Division of Pharmaceutics and Pharmacology, College of Pharmacy and Comprehensive Cancer Center, The Ohio State University, Columbus, Ohio.
Department of Genetics, Genomics, and Informatics; College of Medicine, The University of Tennessee Health Science Center, Memphis, Tennessee.
J Am Soc Nephrol. 2024 Jun 1;35(6):681-695. doi: 10.1681/ASN.0000000000000338. Epub 2024 Mar 26.
Szeto–Schiller-31–mediated mitoprotection is phospholipid scramblase 3–dependent. Phospholipid scramblase 3 is required for recovery after AKI.
The synthetic tetrapeptide Szeto–Schiller (SS)-31 shows promise in alleviating mitochondrial dysfunction associated with common diseases. However, the precise pharmacological basis of its mitoprotective effects remains unknown.
To uncover the biological targets of SS-31, we performed a genome-scale clustered regularly interspaced short palindromic repeats screen in human kidney-2, a cell culture model where SS-31 mitigates cisplatin-associated cell death and mitochondrial dysfunction. The identified hit candidate gene was functionally validated using knockout cell lines, small interfering RNA-mediated downregulation, and tubular epithelial–specific conditional knockout mice. Biochemical interaction studies were also performed to examine the interaction of SS-31 with the identified target protein.
Our primary screen and validation studies in hexokinase 2 and primary murine tubular epithelial cells showed that phospholipid scramblase 3 (PLSCR3), an understudied inner mitochondrial membrane protein, was essential for the protective effects of SS-31. For validation, we generated tubular epithelial–specific knockout mice and found that Plscr3 gene ablation did not influence kidney function under normal conditions or affect the severity of cisplatin and rhabdomyolysis-associated AKI. However, Plscr3 gene deletion completely abrogated the protective effects of SS-31 during cisplatin and rhabdomyolysis-associated AKI. Biochemical studies showed that SS-31 directly binds to a previously uncharacterized -terminal domain and stimulates PLSCR3 scramblase activity. Finally, PLSCR3 protein expression was found to be increased in the kidneys of patients with AKI.
PLSCR3 was identified as the essential biological target that facilitated the mitoprotective effects of SS-31 and .
Szeto-Schiller-31 介导的线粒体保护作用依赖于磷脂翻转酶 3。磷脂翻转酶 3 是急性肾损伤后恢复所必需的。
合成的四肽 Szeto-Schiller(SS)-31 在缓解与常见疾病相关的线粒体功能障碍方面显示出前景。然而,其确切的线粒体保护作用的药理学基础仍不清楚。

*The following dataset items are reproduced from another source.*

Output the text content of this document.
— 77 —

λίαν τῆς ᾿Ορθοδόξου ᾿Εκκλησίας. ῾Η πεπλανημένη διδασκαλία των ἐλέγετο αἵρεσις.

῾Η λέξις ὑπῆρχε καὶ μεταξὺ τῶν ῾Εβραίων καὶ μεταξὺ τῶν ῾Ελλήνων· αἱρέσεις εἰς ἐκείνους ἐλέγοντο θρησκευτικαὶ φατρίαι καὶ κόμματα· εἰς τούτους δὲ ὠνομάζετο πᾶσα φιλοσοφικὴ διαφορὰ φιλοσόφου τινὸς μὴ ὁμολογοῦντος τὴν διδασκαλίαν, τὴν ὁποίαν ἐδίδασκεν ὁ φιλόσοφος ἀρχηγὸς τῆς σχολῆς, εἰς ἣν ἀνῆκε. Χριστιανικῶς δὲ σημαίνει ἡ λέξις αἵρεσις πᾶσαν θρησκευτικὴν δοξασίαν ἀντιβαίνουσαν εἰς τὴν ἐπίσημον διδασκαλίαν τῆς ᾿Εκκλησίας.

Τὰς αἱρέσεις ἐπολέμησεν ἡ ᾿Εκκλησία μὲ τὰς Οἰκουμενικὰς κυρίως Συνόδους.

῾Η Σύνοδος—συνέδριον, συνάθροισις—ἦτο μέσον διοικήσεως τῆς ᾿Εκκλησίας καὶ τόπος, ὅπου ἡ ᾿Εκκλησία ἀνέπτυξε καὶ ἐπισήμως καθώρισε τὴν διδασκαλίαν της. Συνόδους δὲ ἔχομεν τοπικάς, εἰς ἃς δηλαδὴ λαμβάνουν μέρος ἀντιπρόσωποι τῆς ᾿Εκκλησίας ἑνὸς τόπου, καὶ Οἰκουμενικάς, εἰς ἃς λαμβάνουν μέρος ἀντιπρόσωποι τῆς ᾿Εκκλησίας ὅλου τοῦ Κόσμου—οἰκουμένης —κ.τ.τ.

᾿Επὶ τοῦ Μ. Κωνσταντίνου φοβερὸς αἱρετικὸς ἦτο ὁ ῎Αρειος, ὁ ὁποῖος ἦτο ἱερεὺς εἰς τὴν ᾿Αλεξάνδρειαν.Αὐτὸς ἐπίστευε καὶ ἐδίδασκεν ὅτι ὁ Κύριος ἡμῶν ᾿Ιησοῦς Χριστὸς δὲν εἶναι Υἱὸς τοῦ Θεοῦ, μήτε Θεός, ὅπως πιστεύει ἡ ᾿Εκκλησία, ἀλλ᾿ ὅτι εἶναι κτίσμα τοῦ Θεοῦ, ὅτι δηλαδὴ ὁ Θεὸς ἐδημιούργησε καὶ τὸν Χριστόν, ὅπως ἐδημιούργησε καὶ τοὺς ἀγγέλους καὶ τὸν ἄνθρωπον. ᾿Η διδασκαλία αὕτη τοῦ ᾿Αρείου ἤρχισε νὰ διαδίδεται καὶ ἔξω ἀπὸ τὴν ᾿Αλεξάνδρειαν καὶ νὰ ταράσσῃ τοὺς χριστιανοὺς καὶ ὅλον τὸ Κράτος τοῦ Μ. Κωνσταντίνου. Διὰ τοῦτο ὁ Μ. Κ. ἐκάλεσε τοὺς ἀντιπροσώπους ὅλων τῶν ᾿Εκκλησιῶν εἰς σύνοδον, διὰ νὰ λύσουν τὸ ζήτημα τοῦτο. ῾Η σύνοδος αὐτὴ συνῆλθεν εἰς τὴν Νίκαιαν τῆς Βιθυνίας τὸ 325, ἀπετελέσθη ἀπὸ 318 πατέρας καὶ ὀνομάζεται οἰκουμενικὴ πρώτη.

为了揭示 SS-31 的生物学靶点,我们在人肾-2 细胞培养模型中进行了全基因组规模的成簇规律间隔短回文重复(CRISPR)筛选,在该模型中,SS-31 减轻顺铂相关的细胞死亡和线粒体功能障碍。使用敲除细胞系、小干扰 RNA 介导的下调以及肾小管上皮细胞特异性条件性敲除小鼠对鉴定出的候选基因进行功能验证。还进行了生化相互作用研究,以检查 SS-31 与鉴定出的靶蛋白的相互作用。
我们在己糖激酶 2 和原代鼠肾小管上皮细胞中的初步筛选和验证研究表明,磷脂翻转酶 3(PLSCR3)是一种研究较少的线粒体内膜蛋白,对于 SS-31 的保护作用至关重要。为了验证,我们生成了肾小管上皮细胞特异性敲除小鼠,并发现 Plscr3 基因缺失在正常条件下不影响肾功能,也不影响顺铂和横纹肌溶解相关急性肾损伤的严重程度。然而,Plscr3 基因缺失完全消除了 SS-31 在顺铂和横纹肌溶解相关急性肾损伤中的保护作用。生化研究表明,SS-31 直接与以前未表征的 C 端结构域结合并刺激 PLSCR3 翻转酶活性。最后,在急性肾损伤患者的肾脏中发现 PLSCR3 蛋白表达增加。
PLSCR3 被鉴定为必需的生物学靶点,促进了 SS-31 的线粒体保护作用,并可能作为急性肾损伤的治疗靶点。